As he reviewed the incidents of the past hours, a reaction of self-derision came to his aid. What was this exquisite opportunity from which he had cut himself off? What, to reduce the question to a personal issue, had Mrs. Westmore said or done that, on the part of a plain woman, would have quickened his pulses by the least fraction of a second? Why, it was only the old story of the length of Cleopatra's nose! Because her eyes were a heavenly vehicle for sympathy, because her voice was pitched to thrill the tender chords, he had been deluded into thinking that she understood and responded to his appeal. And her own emotions had been wrought upon by means as cheap: it was only the obvious, theatrical side of the incident that had affected her. If Dillon's wife had been old and ugly, would she have been clasped to her employer's bosom? A more expert knowledge of the sex would have told Amherst that such ready sympathy is likely to be followed by as prompt a reaction of indifference. Luckily Mrs.
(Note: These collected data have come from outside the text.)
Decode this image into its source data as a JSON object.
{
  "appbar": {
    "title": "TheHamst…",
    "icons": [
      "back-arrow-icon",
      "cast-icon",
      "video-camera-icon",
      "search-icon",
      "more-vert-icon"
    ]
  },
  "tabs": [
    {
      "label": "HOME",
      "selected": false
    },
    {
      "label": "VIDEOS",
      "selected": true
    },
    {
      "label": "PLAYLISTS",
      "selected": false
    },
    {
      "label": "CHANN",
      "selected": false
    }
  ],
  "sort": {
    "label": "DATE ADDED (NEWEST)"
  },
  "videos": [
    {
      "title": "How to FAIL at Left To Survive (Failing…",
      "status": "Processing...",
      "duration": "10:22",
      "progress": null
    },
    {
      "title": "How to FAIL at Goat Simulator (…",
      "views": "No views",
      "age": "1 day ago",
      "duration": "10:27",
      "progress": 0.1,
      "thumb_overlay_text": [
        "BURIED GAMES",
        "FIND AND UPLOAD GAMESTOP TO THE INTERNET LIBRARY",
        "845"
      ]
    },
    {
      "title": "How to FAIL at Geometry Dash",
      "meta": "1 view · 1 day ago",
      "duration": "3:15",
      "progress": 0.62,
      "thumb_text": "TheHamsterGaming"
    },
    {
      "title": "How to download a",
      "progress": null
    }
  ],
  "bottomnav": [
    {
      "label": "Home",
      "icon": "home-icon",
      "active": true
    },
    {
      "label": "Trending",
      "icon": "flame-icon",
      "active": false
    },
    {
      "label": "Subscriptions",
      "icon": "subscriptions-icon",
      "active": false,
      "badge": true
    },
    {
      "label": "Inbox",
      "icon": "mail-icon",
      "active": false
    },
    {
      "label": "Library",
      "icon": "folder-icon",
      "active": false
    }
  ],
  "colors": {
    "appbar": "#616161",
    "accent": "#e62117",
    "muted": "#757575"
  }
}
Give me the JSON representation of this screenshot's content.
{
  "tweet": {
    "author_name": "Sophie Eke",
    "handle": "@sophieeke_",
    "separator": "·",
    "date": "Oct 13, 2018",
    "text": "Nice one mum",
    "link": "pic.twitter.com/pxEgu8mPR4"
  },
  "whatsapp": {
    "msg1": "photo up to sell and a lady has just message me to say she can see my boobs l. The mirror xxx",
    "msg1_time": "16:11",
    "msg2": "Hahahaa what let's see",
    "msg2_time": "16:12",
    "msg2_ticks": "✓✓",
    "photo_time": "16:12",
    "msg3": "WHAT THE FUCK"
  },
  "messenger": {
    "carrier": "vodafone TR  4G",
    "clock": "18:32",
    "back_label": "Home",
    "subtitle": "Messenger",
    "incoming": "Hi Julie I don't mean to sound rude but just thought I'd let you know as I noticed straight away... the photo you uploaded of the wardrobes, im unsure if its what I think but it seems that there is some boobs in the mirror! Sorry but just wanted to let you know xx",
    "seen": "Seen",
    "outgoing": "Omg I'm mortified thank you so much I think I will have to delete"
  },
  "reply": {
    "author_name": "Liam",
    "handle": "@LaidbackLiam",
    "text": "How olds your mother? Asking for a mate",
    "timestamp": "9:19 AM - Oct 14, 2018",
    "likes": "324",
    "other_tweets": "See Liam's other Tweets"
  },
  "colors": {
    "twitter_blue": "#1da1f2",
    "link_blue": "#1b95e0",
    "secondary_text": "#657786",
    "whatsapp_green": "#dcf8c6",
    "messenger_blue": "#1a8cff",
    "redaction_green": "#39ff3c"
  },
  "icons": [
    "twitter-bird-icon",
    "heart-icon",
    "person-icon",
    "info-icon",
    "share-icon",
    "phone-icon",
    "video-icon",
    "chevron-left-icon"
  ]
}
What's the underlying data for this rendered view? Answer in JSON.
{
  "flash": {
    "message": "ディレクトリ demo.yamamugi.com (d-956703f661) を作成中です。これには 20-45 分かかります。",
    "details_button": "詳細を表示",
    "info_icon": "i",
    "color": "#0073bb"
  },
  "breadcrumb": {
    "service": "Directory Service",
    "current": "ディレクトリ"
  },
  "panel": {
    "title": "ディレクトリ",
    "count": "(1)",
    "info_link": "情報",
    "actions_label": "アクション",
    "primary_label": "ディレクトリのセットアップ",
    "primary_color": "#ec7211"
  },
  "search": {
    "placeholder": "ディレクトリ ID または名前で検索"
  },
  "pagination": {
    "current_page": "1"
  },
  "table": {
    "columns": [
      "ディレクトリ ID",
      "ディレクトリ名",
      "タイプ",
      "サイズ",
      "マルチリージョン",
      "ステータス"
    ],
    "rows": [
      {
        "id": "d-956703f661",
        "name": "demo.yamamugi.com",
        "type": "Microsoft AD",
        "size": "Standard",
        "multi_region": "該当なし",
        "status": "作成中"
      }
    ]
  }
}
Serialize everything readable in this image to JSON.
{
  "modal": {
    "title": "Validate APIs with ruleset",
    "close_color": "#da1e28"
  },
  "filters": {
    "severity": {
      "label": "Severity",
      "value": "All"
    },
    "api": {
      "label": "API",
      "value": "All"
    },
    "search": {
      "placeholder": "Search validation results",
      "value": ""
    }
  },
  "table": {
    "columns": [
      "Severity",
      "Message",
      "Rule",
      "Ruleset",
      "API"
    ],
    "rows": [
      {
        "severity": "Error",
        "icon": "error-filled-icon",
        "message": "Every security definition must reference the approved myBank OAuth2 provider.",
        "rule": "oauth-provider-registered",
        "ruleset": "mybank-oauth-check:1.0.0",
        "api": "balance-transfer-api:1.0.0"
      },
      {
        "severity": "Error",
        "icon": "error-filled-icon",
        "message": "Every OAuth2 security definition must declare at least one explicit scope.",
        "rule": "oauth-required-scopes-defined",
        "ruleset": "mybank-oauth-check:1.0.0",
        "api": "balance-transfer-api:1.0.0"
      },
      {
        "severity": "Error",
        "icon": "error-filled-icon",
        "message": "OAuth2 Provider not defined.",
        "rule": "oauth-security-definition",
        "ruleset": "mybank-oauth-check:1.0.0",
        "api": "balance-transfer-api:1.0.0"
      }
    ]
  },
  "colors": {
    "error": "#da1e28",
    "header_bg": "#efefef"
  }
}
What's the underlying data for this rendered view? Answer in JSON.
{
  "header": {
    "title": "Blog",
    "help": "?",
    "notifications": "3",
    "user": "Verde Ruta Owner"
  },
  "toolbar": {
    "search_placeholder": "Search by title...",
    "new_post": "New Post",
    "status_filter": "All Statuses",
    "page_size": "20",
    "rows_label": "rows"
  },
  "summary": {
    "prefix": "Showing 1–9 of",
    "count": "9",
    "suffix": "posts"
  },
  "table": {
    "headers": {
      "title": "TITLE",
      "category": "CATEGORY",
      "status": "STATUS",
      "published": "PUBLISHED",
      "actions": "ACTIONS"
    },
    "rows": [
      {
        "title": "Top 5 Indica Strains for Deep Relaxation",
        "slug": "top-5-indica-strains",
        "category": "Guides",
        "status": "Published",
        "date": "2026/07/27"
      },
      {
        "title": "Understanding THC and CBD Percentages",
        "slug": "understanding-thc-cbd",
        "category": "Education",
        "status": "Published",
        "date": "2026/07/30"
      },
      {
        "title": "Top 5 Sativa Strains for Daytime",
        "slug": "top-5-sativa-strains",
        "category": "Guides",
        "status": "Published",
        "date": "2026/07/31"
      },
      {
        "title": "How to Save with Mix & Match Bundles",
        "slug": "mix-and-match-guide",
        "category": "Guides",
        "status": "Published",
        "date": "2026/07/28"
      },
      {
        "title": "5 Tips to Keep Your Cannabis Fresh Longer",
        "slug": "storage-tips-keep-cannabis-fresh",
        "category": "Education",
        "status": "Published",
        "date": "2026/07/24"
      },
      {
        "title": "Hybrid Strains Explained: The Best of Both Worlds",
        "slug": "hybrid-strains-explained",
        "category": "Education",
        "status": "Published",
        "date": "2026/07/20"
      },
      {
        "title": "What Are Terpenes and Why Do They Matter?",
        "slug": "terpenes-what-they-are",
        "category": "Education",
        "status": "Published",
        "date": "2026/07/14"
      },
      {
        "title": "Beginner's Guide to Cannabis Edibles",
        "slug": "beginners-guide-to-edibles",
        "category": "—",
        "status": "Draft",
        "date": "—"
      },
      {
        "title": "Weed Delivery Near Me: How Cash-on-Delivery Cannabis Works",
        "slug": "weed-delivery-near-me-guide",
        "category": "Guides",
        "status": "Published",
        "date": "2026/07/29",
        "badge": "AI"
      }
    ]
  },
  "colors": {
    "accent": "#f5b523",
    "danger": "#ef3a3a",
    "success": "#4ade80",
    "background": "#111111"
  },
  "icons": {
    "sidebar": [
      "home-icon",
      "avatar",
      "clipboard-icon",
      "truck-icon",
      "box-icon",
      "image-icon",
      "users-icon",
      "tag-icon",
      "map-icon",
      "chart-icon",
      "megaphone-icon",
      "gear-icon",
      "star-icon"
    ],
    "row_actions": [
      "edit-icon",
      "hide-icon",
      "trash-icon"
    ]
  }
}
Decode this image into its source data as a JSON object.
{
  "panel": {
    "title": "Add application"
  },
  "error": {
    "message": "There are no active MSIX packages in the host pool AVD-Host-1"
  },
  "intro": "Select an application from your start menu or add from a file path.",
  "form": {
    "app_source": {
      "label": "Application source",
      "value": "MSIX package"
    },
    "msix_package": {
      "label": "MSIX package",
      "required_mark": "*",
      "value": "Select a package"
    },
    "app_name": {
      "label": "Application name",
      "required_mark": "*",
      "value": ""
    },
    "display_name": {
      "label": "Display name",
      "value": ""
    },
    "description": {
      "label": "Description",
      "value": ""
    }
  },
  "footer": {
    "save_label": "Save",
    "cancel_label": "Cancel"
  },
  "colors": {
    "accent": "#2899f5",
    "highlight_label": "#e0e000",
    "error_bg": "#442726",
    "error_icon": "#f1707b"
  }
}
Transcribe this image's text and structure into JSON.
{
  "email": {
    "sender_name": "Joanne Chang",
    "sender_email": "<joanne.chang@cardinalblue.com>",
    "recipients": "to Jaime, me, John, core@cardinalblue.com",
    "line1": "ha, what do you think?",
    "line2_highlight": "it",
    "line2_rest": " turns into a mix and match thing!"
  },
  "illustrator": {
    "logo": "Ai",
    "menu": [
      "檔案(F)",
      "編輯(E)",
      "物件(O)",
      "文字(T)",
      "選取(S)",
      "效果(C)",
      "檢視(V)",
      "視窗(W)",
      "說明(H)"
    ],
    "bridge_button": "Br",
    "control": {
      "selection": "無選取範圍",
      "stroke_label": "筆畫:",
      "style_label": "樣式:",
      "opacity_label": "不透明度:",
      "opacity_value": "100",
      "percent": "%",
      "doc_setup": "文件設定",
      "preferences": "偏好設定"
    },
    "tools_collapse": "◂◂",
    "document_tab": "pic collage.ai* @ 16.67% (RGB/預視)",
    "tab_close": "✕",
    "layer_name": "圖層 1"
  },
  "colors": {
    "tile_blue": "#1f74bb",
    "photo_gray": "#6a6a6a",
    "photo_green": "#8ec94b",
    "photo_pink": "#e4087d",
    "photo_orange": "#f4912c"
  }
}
Westmore's course had served as a corrective for his lack of experience; she had even, as it appeared, been at some pains to hasten the process of disillusionment. This timely discipline left him blushing at his own insincerity; for he now saw that he had risked his future not because of his zeal for the welfare of the mill-hands, but because Mrs. Westmore's look was like sunshine on his frozen senses, and because he was resolved, at any cost, to arrest her attention, to associate himself with her by the only means in his power.